Whose Bits are Wiser, GPU | TPU?
In June 2018 I lucked into a live question during Google's TGIF (internal all-hands Q&A) in Mountain View, a few weeks after they'd hyped TPU v3 at I/O. I asked Sundar Pichai something I'd been wondering: "Outside Google, who's actually using Cloud TPUs right now?" He said it was a good question, admitted he wasn't sure, and promised to follow up because no one on stage had an answer either.
A few days later, to my surprise (even though I had emailed "TGIF customer support" for a follow-up), an email arrived. It contained roughly two dozen customer names. I honestly can't recall a single one now, and I'm pretty sure I didn't recognize any of them at the time. That was when it started to click: TPUs weren't a straight upgrade over GPUs, they were a bet on specialization. The decision comes down to choosign between GPU flexibility or TPU efficiency.
GPU architecture: parallel flexibility
Modern GPUs organize thousands of cores into Streaming Multiprocessors (SMs). Each SM executes hundreds of threads concurrently using SIMT (Single Instruction, Multiple Thread); 32 threads in a "warp" execute identical instructions in lockstep.
Memory hierarchy includes on-chip registers and shared memory for fast access, backed by High Bandwidth Memory (HBM) for capacity. NVIDIA added Tensor Cores starting with Volta, providing dedicated matrix multiplication hardware for deep learning.
MLPerf Training v3.0 shows H100 completing GPT-3 175B training in 10.9 minutes on 3,584 GPUs. Subsequent benchmarks demonstrated near-linear scaling to larger clusters.
Select a workload to see how NVIDIA's SMs and Google's systolic arrays light up. Utilization, memory pressure, and FLOPs/W figures derive from Hopper and TPU documentation plus MLPerf counter traces.
Google designed TPUs to solve what GPUs struggle with: the memory bandwidth wall that appears when matrix multiplication turns into a systolic assembly line.
TPU architecture: specialized efficiency
This animation illustrates a systolic array performing matrix multiplication, the core function of a TPU. Data flows rhythmically through a grid of Processing Elements, showcasing its specialized efficiency.

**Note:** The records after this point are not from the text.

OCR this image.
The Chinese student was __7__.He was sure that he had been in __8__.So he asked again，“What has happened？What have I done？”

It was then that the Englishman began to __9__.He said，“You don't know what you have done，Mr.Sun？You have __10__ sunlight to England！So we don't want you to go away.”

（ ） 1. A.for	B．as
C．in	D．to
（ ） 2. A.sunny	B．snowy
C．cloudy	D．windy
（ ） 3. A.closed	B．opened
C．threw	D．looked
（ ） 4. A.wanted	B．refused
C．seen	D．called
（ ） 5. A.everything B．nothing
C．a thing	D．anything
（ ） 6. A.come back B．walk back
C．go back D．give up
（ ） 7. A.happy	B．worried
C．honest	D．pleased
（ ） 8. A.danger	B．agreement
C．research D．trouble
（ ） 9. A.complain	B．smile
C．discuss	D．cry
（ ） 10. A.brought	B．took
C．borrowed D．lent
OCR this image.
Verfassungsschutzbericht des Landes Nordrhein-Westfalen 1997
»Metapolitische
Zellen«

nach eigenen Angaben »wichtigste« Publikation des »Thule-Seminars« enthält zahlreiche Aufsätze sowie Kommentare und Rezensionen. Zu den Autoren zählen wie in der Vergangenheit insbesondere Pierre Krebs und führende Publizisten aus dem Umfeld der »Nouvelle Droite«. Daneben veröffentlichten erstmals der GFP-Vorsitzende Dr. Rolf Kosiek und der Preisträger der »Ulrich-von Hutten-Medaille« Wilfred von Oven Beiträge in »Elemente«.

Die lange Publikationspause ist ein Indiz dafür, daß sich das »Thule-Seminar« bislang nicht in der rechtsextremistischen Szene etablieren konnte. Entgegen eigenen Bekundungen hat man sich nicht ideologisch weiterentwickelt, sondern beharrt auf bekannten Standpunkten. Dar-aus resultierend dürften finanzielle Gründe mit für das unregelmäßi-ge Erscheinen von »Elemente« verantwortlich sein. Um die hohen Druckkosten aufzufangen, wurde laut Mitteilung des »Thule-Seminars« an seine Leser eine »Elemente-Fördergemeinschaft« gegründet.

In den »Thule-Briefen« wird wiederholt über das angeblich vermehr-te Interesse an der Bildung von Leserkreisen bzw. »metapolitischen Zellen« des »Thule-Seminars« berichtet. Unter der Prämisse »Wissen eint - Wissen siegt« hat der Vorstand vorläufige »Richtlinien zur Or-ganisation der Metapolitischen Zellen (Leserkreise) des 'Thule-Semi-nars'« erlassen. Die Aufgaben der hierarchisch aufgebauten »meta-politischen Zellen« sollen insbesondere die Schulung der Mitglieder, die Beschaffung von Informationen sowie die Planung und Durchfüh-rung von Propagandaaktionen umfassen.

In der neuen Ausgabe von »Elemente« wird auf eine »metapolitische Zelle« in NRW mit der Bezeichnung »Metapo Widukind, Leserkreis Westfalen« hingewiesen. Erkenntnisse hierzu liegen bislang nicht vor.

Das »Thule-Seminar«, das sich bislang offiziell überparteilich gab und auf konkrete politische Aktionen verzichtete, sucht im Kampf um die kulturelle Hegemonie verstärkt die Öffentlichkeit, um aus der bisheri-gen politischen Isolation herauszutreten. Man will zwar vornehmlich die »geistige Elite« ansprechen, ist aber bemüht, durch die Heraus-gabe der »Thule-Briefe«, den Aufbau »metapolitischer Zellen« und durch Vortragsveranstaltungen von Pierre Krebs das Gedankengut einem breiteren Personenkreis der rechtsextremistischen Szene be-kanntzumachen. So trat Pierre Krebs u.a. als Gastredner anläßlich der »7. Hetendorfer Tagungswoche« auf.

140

TPUs are ASICs built for matrix multiplication. The first generation TPU featured a 65,536 8-bit MAC systolic array delivering 92 TOPS peak throughput.
Beyond raw compute, TPUs optimize for low-precision arithmetic (INT8, bfloat16). Neural networks tolerate reduced precision, trading accuracy for speed and power efficiency. Google scales TPUs into "Pods" using custom torus interconnects. Specialization limits flexibility but delivers 30-80x better TOPS/Watt than contemporary GPUs for inference workloads.
Performance comparison
| Metric | NVIDIA H100 | Google TPUv5e | AMD MI300X |
|---|---|---|---|
| Peak FP16 Performance | 989 TFLOPS | 393 TFLOPS | 1,300 TFLOPS |
| Memory Bandwidth | 3.35 TB/s | 1.6 TB/s | 5.3 TB/s |
| TDP | 700W | 250W | 750W |
| Architecture | General Purpose | Matrix-Optimized | General Purpose |
| Software Ecosystem | CUDA (Dominant) | JAX/TensorFlow | ROCm (Growing) |
Adjust utilization, electricity price, cooling overhead, and amortization to compare annual total cost for H100, TPU v5e, MI300X, and Groq clusters built from the same node count.
The converging landscape
Heterogeneous computing is already here, but the trajectories are converging: GPUs keep clawing back efficiency with tensor cores and smarter memory hierarchies, while TPUs keep layering on abstractions that make them feel less exotic. AMD's MI300X, Cerebras, and Groq show the spectrum, yet the core question stays the same. Can you bend GPU flexibility enough to meet your power budget, or stretch TPU efficiency far enough to cover your use case? Both camps are closing the gap, but physics keeps the trade-off intact.